3 & 4. Hemp & Pirate
Both of these small left parties shows a very strong tendency to preference the Sex Party ahead of both the Greens and Labor. It was this strong tendency which caused me to slightly misunderestimate the eventual close 244 vote margin that separated Labor and Sex Party at a later stage. Unsurprisingly, very little vote of these parties crossed to the religious parties. A moderate percentage of HEMP vote made its way to the shooters because they were immediately to the right of the HEMP party (not because "shooting up" is a policy of either party!)


5. DLP
Just like the Christian vote previously, FF was the main beneficiary of DLP BTL votes. Greens did surprisingly well, but again they were the next continuing ticket on the ballot to the right of the DLP ticket.

6. AI
The Australian independents produced an almost perfectly random distribution, with a moderate preference to the Greens.

7. Shooters and Fishers
The main beneficiaries of the Shooters BTL vote were the Sex Party (perhaps the common link is voters for both parties like having a good time? But the Sex Party was the next continuing party on the right of the ballot) and the Palmer Party (more obvious commonality).

8. Family First
Unsurprisingly, FF BTL voters preferred Liberal than any other party.
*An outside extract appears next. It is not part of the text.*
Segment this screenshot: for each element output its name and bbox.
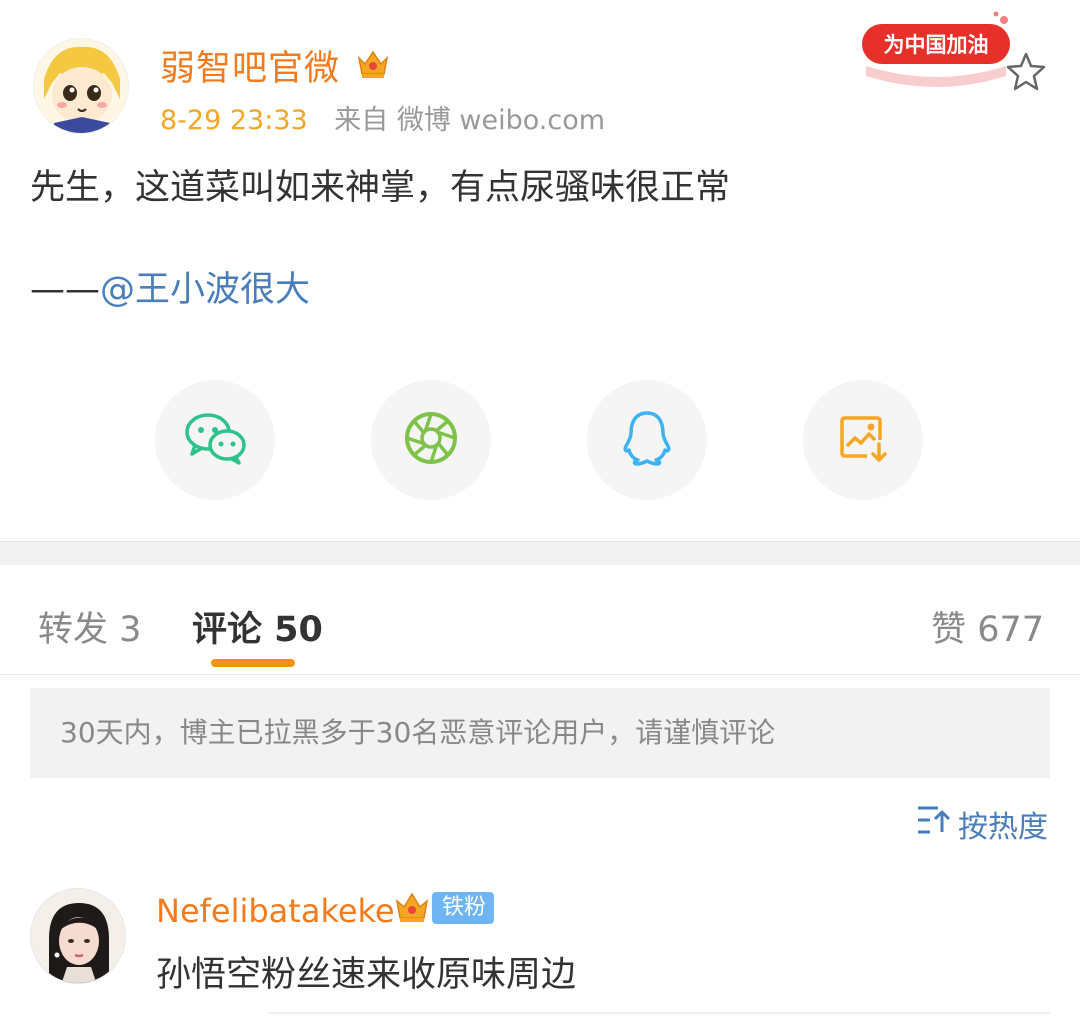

PUP also benefited


9. Sex Party
No surprises - these went strongly green, but with significant leakage to Palmer. If we consider a hypothetical GRN vs ALP contest, a Sex Party ATL vote would prefer Greens 100%, but BTLs would only give a +16% margin to the Greens.

10. ALP
This exclusion equally favours Greens and PUP, in line with previous analysis I have done that shows that there is significant ALP leakage away from the Greens. Arguably, this is caused by ALP voters happy to be preferencing the Greens instead just voting 1 above the line!

Summary
- BTL preferences scatter considerably.
- For central parties (like AI), one can safely assume they scatter randomly.
- Religious parties stick more tightly to each other than votes of other ideologies.
- PUP does fairly well from everyone
- Left BTL votes strongly favour other Left parties ahead of the Greens

Implications for modelling
In accordance with my previous work on this topic, I consider that the best way to model BTL votes is to ignore them! As long as there is a mix of parties of different ideologies, any such trends will tend to cancel each other out over a number of preference distributions.

3 comments:

  1. Okay, if you ignore BTL votes in Western Australia, what is your present prediction for the senate there?

    ReplyDelete
    Replies
    1. I'll post it within a few minutes. :-)

      Delete
    2. Appreciate your good work on this blog, TS.